In 1851 more Choctaws, the relatives of the former arrived settling near Overton. The leader of this group was Archibald Thompson, where as the leaders of the Cherokees were more varied than just one or two. After the war and the death of John Ross in 1866, most of the Cherokees left and went to the Cherokee Nation, but not all. The Thompsons, Beans, Starrs and a few of the Bells, Fields and Ridges remained. In 1871 William Penn Adair started a law suit to get the Texas lands back. He was from Mt. Tabor the son of Black Watt Adair and Rachel Thompson. Rachel was the sister of Benjamin Franklin Thompson who settled Laird Hill in Rusk County. He and many of the family are buried in the Thompson cemetery next to the old plantation house at Laird Hill. His grand daughter was Lou Della Crim whose land was the second well discovered in east Texas. The families begain to look to Oklahoma for leadership after the death of John Martin Thompson. Claude Muskrat became the chairman and took the case to the Supreme Court in 1920. After him W.W. Keeler became chairman and took the case to the Indian Claims Commission in 1948.

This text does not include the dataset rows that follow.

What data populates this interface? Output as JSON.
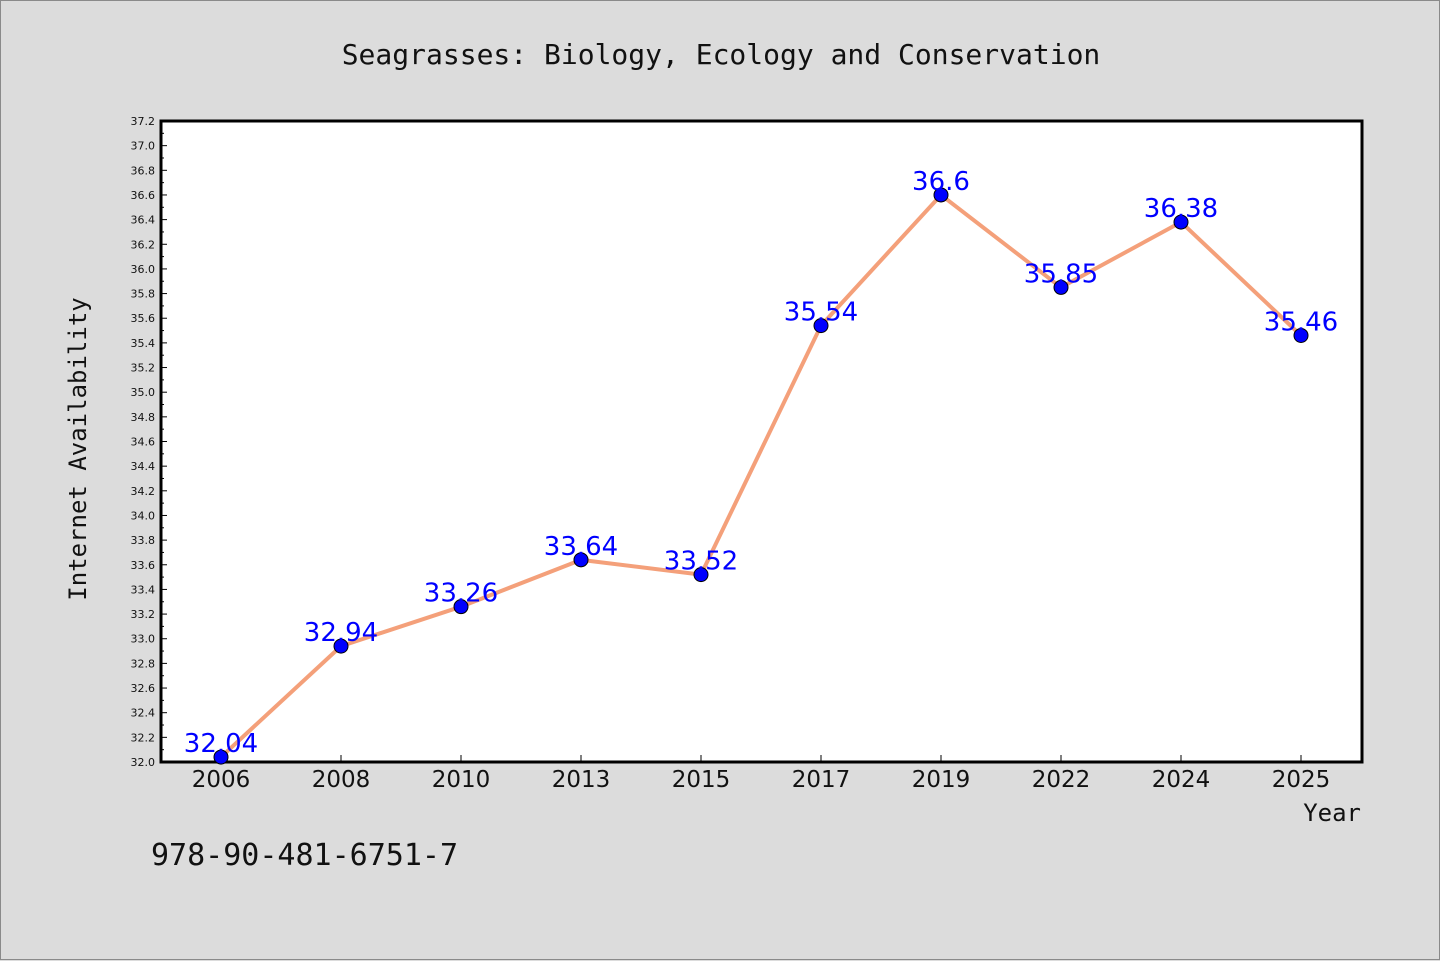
{
  "chart_data": {
    "type": "line",
    "title": "Seagrasses: Biology, Ecology and Conservation",
    "xlabel": "Year",
    "ylabel": "Internet Availability",
    "categories": [
      "2006",
      "2008",
      "2010",
      "2013",
      "2015",
      "2017",
      "2019",
      "2022",
      "2024",
      "2025"
    ],
    "values": [
      32.04,
      32.94,
      33.26,
      33.64,
      33.52,
      35.54,
      36.6,
      35.85,
      36.38,
      35.46
    ],
    "data_labels": [
      "32.04",
      "32.94",
      "33.26",
      "33.64",
      "33.52",
      "35.54",
      "36.6",
      "35.85",
      "36.38",
      "35.46"
    ],
    "ylim": [
      32.0,
      37.2
    ],
    "yticks": [
      "32.0",
      "32.2",
      "32.4",
      "32.6",
      "32.8",
      "33.0",
      "33.2",
      "33.4",
      "33.6",
      "33.8",
      "34.0",
      "34.2",
      "34.4",
      "34.6",
      "34.8",
      "35.0",
      "35.2",
      "35.4",
      "35.6",
      "35.8",
      "36.0",
      "36.2",
      "36.4",
      "36.6",
      "36.8",
      "37.0",
      "37.2"
    ],
    "grid": false,
    "line_color": "#f4a07a",
    "marker_color": "#0000ff",
    "label_color": "#0000ff"
  },
  "footer": "978-90-481-6751-7"
}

In 1949 US President Harry Truman appointed Keeler as Chief of the Cherokee Nation. Keeler resigned as chairman of the Texas Cherokees in 1972 to run for the position of Principal Chief of the Cherokee Nation. Judge Foster Bean replaced him in Texas. In 1975 the Cherokee Nation was again recognized as a soverign tribe, yet we were left out in Texas because as Texans our families did not qualify for enrollment in the Cherokee Nation on the Dawes Roll. I replaced Foster Bean as chairman in 1988 and in may of this year W.W. Potts replaced me as chairman. The problem today is that the Choctaws of which I am also descended, outnumber the Cherokees. The meting in Troup or Lufkin, along with that earlier this year is to make some major decisions regarding this. As to the other groups, I know of a number of what I refer to as phony tribes popping up. They cannot prove Indian descent but call themselves tribes or nations. There are some Creek descendants which seem legitimate in Angelina County. Other than that, there was a Cherokee settlement during the civil war in the Waco area as well. As to where it's descendants are today, I don't know. Some of the Ridge family settled near Lampassas, but it was a single family group not an organized band.